Philippe Couillard défend la démocratie de la FMSQ

Le premier ministre Philippe Couillard ne s’offusque pas du processus décisionnel de la FMSQ, qui a confié à une assemblée de 130 délégués le mandat d’entériner l'entente.
Photo: Jacques Boissinot Archives La Presse canadienne Le premier ministre Philippe Couillard ne s’offusque pas du processus décisionnel de la FMSQ, qui a confié à une assemblée de 130 délégués le mandat d’entériner l'entente.

Le premier ministre Philippe Couillard ne s’offusque pas du processus décisionnel de la Fédération des médecins spécialistes du Québec (FMSQ), qui a confié à une assemblée de 130 délégués le mandat d’entériner l’entente de plus de 2 milliards avec le gouvernement.

« C’est l’essence même de la démocratie représentative », a tranché le chef du gouvernement mercredi, au Salon bleu.

Il répondait à une question du chef du Parti québécois, Jean-François Lisée, au sujet de la représentativité de la FMSQ et du malaise exprimé par certains médecins, qui disent ne pas avoir besoin des hausses de rémunération que Québec leur a octroyées.

« Qu’est-ce que le premier ministre pense d’une démocratie, au sein d’une fédération médicale […], qui ne consulte pas ses 10 000 membres, mais laisse la décision à seulement 133 d’entre eux ? Il ne trouve pas qu’il y a un problème ? Deux milliards de dollars en jeu et le “non” de médecins spécialistes qui sont en train de dire que cette entente-là ne devrait pas exister ? » a lancé le chef de l’opposition officielle.

« Si je compte bien, on est 125 pour représenter plus de huit millions de personnes et prendre des décisions sur des dizaines de milliards de dollars.
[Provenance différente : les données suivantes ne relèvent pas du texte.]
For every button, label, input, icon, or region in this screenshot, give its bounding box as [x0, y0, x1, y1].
Franchement, c’est l’essence même de la démocratie représentative », a répliqué Philippe Couillard.

Un gouvernement « agressif »

Le chef du gouvernement, qui a fait carrière comme neurologue, s’est auparavant défendu d’avoir mal négocié avec les médecins spécialistes.

« Le fait que je sois issu de la profession médicale, comme mon collègue [le ministre de la Santé, Gaétan Barrette], n’a absolument rien à voir avec ce qui a été fait, au contraire », a affirmé le premier ministre. « Je vous mets au défi de trouver un gouvernement qui a été aussi agressif envers la profession médicale qu’on l’a été depuis 2014 », a-t-il ajouté, pendant que s’exclamait l’opposition.
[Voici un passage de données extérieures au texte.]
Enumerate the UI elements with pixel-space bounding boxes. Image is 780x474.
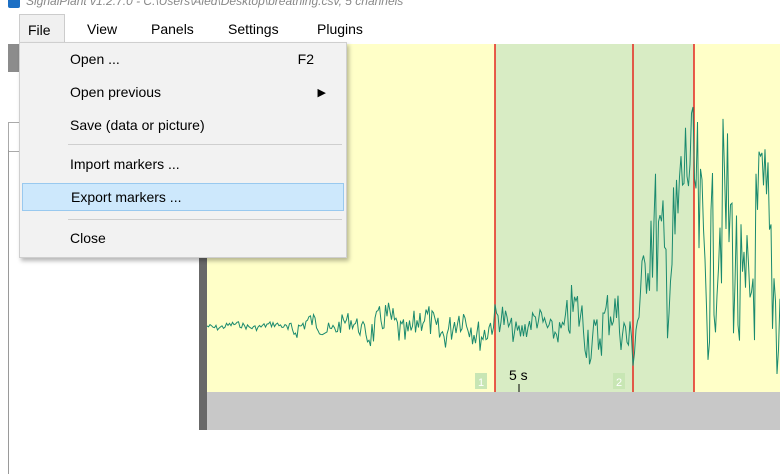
title-bar: SignalPlant v1.2.7.0 - C:\Users\Aled\Des… [0, 0, 780, 14]
window-title: SignalPlant v1.2.7.0 - C:\Users\Aled\Des… [26, 0, 404, 8]
menu-item-export-markers[interactable]: Export markers ... [22, 183, 344, 211]
menu-view[interactable]: View [79, 14, 125, 44]
menu-item-close-label: Close [70, 230, 106, 246]
menu-separator [68, 144, 342, 145]
menu-file[interactable]: File [19, 14, 65, 44]
menu-item-open-shortcut: F2 [297, 51, 314, 67]
menu-item-save-label: Save (data or picture) [70, 117, 205, 133]
menu-plugins[interactable]: Plugins [309, 14, 371, 44]
time-axis-label: 5 s [509, 367, 528, 383]
file-menu-dropdown: Open ... F2 Open previous ▶ Save (data o… [19, 42, 347, 258]
menu-item-export-markers-label: Export markers ... [71, 189, 182, 205]
menu-item-close[interactable]: Close [22, 225, 344, 253]
menu-item-import-markers-label: Import markers ... [70, 156, 180, 172]
menu-separator [68, 219, 342, 220]
menu-item-open-label: Open ... [70, 51, 120, 67]
menu-item-open[interactable]: Open ... F2 [22, 46, 344, 74]
menu-panels[interactable]: Panels [143, 14, 202, 44]
time-scrollbar-area[interactable] [207, 392, 780, 430]
app-icon [8, 0, 20, 8]
menu-item-import-markers[interactable]: Import markers ... [22, 151, 344, 179]
channel-selector[interactable] [8, 122, 19, 152]
menu-bar: File View Panels Settings Plugins [0, 14, 780, 44]
marker-label-2: 2 [616, 377, 622, 389]
menu-settings[interactable]: Settings [220, 14, 287, 44]
menu-item-open-previous-label: Open previous [70, 84, 162, 100]
marker-region-1 [495, 44, 633, 392]
panel-border [8, 150, 9, 474]
submenu-arrow-icon: ▶ [317, 87, 326, 99]
marker-label-1: 1 [478, 377, 484, 389]
menu-item-open-previous[interactable]: Open previous ▶ [22, 79, 344, 107]
menu-item-save[interactable]: Save (data or picture) [22, 112, 344, 140]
Les hausses de rémunération octroyées aux médecins spécialistes sont le résultat de l’étalement d’une entente conclue en 2007 entre Gaétan Barrette et Philippe Couillard, qui étaient alors respectivement président de la FMSQ et ministre de la Santé.
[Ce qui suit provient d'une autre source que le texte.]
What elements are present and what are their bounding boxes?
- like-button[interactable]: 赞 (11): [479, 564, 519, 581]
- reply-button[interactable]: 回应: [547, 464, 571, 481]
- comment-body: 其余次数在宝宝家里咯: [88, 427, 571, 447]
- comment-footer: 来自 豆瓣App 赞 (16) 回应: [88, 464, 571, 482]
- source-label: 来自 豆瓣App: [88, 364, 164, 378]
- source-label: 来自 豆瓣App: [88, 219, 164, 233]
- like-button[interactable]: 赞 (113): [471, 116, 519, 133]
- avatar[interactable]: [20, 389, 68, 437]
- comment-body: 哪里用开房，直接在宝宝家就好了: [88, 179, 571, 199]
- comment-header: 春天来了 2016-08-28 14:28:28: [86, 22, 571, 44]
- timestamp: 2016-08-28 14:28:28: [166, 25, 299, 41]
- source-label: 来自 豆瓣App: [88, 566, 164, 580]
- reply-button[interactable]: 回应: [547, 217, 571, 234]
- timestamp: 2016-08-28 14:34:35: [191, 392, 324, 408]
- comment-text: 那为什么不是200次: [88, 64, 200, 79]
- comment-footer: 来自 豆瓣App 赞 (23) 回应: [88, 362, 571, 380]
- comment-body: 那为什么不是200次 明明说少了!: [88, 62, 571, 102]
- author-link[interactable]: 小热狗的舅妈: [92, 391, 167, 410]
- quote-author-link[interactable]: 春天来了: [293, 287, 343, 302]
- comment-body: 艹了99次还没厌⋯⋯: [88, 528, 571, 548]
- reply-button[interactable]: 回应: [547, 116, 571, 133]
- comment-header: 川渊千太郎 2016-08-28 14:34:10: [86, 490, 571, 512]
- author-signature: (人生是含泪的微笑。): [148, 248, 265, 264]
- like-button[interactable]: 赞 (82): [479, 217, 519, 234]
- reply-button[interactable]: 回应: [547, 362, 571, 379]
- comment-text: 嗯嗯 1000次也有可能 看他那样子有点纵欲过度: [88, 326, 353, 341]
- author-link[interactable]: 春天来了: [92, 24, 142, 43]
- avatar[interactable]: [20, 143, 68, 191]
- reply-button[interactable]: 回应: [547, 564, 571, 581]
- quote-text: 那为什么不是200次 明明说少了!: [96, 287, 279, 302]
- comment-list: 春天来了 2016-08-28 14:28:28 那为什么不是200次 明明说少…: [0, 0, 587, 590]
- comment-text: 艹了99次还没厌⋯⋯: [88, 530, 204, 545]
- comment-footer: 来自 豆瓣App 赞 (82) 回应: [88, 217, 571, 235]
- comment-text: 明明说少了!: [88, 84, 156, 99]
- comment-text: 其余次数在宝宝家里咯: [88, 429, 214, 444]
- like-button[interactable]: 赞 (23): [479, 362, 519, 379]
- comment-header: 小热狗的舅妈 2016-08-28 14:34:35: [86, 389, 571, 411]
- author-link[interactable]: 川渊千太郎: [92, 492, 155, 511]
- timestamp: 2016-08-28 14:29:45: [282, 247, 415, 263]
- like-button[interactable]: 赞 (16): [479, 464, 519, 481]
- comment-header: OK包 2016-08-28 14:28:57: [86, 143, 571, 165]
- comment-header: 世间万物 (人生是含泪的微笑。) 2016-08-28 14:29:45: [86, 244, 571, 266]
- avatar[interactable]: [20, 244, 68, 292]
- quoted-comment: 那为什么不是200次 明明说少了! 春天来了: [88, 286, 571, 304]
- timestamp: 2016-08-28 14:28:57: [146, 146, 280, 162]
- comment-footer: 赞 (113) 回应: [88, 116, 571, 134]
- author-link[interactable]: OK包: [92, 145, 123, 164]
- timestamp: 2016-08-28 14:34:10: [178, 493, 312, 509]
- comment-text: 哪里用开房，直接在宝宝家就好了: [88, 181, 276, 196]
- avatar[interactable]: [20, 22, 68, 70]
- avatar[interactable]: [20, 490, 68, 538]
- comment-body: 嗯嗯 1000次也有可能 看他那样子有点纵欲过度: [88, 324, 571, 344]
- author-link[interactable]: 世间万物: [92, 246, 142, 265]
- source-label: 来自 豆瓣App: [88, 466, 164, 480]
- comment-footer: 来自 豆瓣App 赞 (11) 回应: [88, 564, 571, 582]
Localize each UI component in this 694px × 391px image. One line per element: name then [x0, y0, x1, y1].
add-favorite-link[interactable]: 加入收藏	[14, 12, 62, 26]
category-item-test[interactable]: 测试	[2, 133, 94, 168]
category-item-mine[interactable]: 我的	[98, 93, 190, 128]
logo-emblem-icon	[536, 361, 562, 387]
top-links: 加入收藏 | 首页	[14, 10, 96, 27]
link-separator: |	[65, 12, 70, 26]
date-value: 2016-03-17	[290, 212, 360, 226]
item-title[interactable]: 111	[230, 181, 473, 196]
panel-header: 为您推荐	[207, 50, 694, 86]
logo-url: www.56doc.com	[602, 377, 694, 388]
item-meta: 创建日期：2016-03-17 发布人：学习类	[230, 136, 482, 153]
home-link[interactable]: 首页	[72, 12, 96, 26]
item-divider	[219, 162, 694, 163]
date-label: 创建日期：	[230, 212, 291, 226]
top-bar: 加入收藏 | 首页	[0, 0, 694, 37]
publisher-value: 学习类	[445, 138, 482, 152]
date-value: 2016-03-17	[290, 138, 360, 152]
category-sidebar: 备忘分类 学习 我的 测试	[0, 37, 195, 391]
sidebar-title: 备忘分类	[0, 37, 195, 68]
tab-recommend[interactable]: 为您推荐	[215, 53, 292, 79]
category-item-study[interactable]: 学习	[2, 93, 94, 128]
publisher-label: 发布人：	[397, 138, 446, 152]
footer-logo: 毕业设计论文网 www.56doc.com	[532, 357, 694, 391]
Cette entente prévoyait un rattrapage salarial de 25 % jusqu’en 2016. Gaétan Barrette a reconnu la semaine dernière que cette entente avait été conclue sur la base de prévisions erronées, qui surestimaient la rémunération des médecins hors Québec pour les années à venir.

La FMSQ n’a pas répondu à la demande d’entrevue du Devoir mercredi. Elle est restée muette depuis la signature d’une entente qui prévoit des hausses de rémunération de 11,2 % sur huit ans, en plus d’un montant non récurrent de 1,5 milliard de dollars, pour les médecins spécialistes.